In that last example the if (false) branch never runs, yet it makes no difference. The var inside it is registered at function start, so by the time execution hits (*) the variable already exists.
Declarations are hoisted. Assignments are not.
That distinction is the whole story, and this example makes it plain:
function greet() {
alert(note);
var note = "Ready";
}
greet();
The line var note = "Ready" packs two separate actions:
- The declaration
var note - The assignment
note = "Ready"
Only the declaration moves to the top. The assignment stays exactly where you wrote it. So the engine runs the code as if it were:
function greet() {
var note; // declaration hoisted to the start...
alert(note); // undefined — declared but not yet assigned
note = "Ready"; // ...assignment runs only when execution reaches it
}
greet();
Because the declaration is always processed at function start, referencing the name early never throws — the variable exists. It just holds undefined until its assignment line actually executes.
Both earlier examples ran alert without error for exactly this reason: note was already declared, only its value hadn’t arrived yet, so you saw undefined.
IIFE
Because var had no block scope and there was nothing else, developers of the era invented a way to carve out a private scope by hand: the immediately-invoked function expression, or IIFE.
You won’t write these today, but you’ll spot them all over older libraries, so it helps to recognize the shape:
(function() {
var banner = "Ready";
alert(banner); // Ready
})();
A function expression is created and called on the spot. The code runs immediately, and any var inside stays sealed off in that function’s scope — exactly the privacy that blocks couldn’t provide.

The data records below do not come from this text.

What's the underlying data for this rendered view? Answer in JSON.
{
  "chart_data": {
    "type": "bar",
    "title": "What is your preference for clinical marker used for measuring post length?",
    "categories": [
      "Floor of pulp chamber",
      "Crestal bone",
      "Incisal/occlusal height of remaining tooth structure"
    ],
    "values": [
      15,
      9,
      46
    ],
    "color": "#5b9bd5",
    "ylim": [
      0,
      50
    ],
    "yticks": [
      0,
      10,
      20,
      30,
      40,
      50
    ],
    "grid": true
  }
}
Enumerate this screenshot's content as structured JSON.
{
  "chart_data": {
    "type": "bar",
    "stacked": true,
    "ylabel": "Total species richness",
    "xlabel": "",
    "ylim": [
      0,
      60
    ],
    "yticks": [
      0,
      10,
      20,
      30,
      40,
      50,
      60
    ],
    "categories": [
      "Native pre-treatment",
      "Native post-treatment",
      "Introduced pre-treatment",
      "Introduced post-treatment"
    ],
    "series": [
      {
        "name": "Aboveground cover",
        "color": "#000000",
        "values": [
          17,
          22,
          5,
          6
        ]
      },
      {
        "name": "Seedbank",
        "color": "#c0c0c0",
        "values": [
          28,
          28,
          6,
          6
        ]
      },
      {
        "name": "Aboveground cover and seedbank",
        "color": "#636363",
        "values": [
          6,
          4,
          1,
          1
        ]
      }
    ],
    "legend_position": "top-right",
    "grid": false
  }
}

Notice the parentheses wrapping the function: (function {...}). They’re load-bearing. When the engine meets the keyword function at the start of a statement, it assumes a function declaration is coming. A function declaration needs a name, so leaving it out is a syntax error:
// tries to declare a function and call it right away
function() { // <-- SyntaxError: Function statements require a function name
var banner = "Ready";
alert(banner); // Ready
}();
Adding a name doesn’t rescue it either. JavaScript won’t let you call a function declaration the moment it’s defined, so the trailing () is a syntax error:
// syntax error because of the parentheses below
function go() {
}(); // <-- can't immediately call a Function Declaration
Wrapping the function in parentheses fixes both problems at once. Inside parentheses the engine is parsing an expression, so function now begins a function expression — which needs no name and can be invoked right away.

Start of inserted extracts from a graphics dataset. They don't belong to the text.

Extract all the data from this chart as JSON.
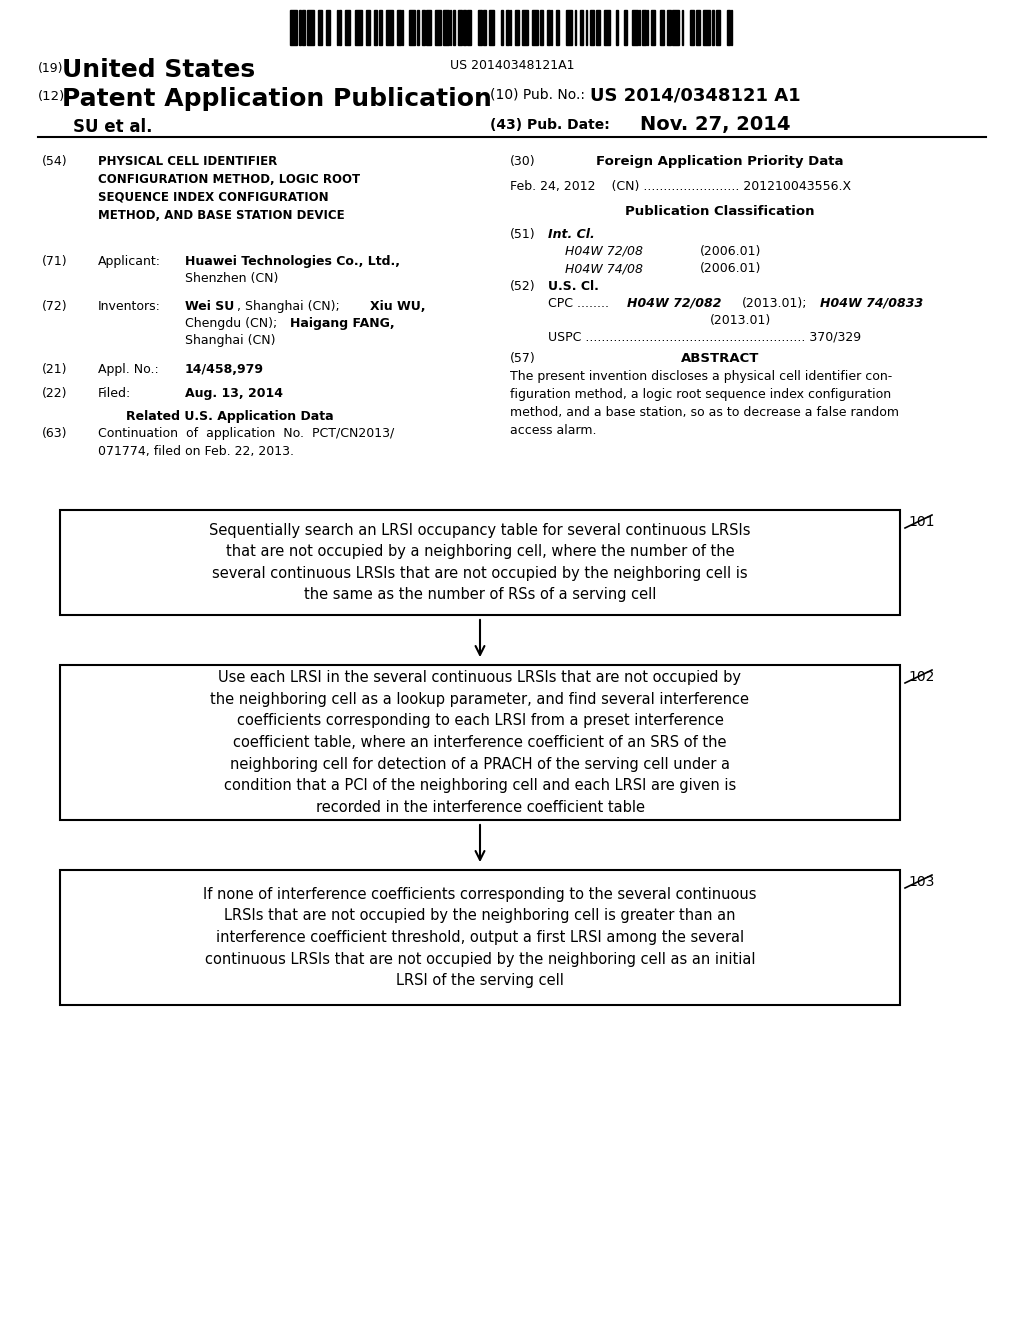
{
  "background_color": "#ffffff",
  "barcode_text": "US 20140348121A1",
  "box1_text": "Sequentially search an LRSI occupancy table for several continuous LRSIs\nthat are not occupied by a neighboring cell, where the number of the\nseveral continuous LRSIs that are not occupied by the neighboring cell is\nthe same as the number of RSs of a serving cell",
  "box1_label": "101",
  "box2_text": "Use each LRSI in the several continuous LRSIs that are not occupied by\nthe neighboring cell as a lookup parameter, and find several interference\ncoefficients corresponding to each LRSI from a preset interference\ncoefficient table, where an interference coefficient of an SRS of the\nneighboring cell for detection of a PRACH of the serving cell under a\ncondition that a PCI of the neighboring cell and each LRSI are given is\nrecorded in the interference coefficient table",
  "box2_label": "102",
  "box3_text": "If none of interference coefficients corresponding to the several continuous\nLRSIs that are not occupied by the neighboring cell is greater than an\ninterference coefficient threshold, output a first LRSI among the several\ncontinuous LRSIs that are not occupied by the neighboring cell as an initial\nLRSI of the serving cell",
  "box3_label": "103"
}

Parentheses aren’t the only signal. Any operator that forces the engine into expression-parsing mode works. Here are several idioms you might run across:
// Ways to create an IIFE
(function() {
alert("Parentheses around the function");
})();
(function() {
alert("Parentheses around the whole thing");
}());
!function() {
alert("Bitwise NOT operator starts the expression");
}();
+function() {
alert("Unary plus starts the expression");
}();
Each one declares a function expression and fires it immediately. And once more, for the record: there’s no reason to write code like this in a modern codebase — a plain block with let gives you private scope for free.
Summary
Two differences dominate when comparing var to let and const:
- No block scope. A
varis visible throughout the current function, or globally when declared outside any function. Blocks likeifandfordon’t contain it. - Processed at function start.
vardeclarations are hoisted to the top of the function (or to the top of the script for globals), so the name exists before its line runs — holdingundefineduntil the assignment executes.
There’s also one small extra difference tied to the global object, which the next chapter covers.
Together these make var the weaker choice almost every time. Block scoping is a genuinely useful guardrail, and it’s the reason let (with const) landed in the standard and became the default way to declare variables.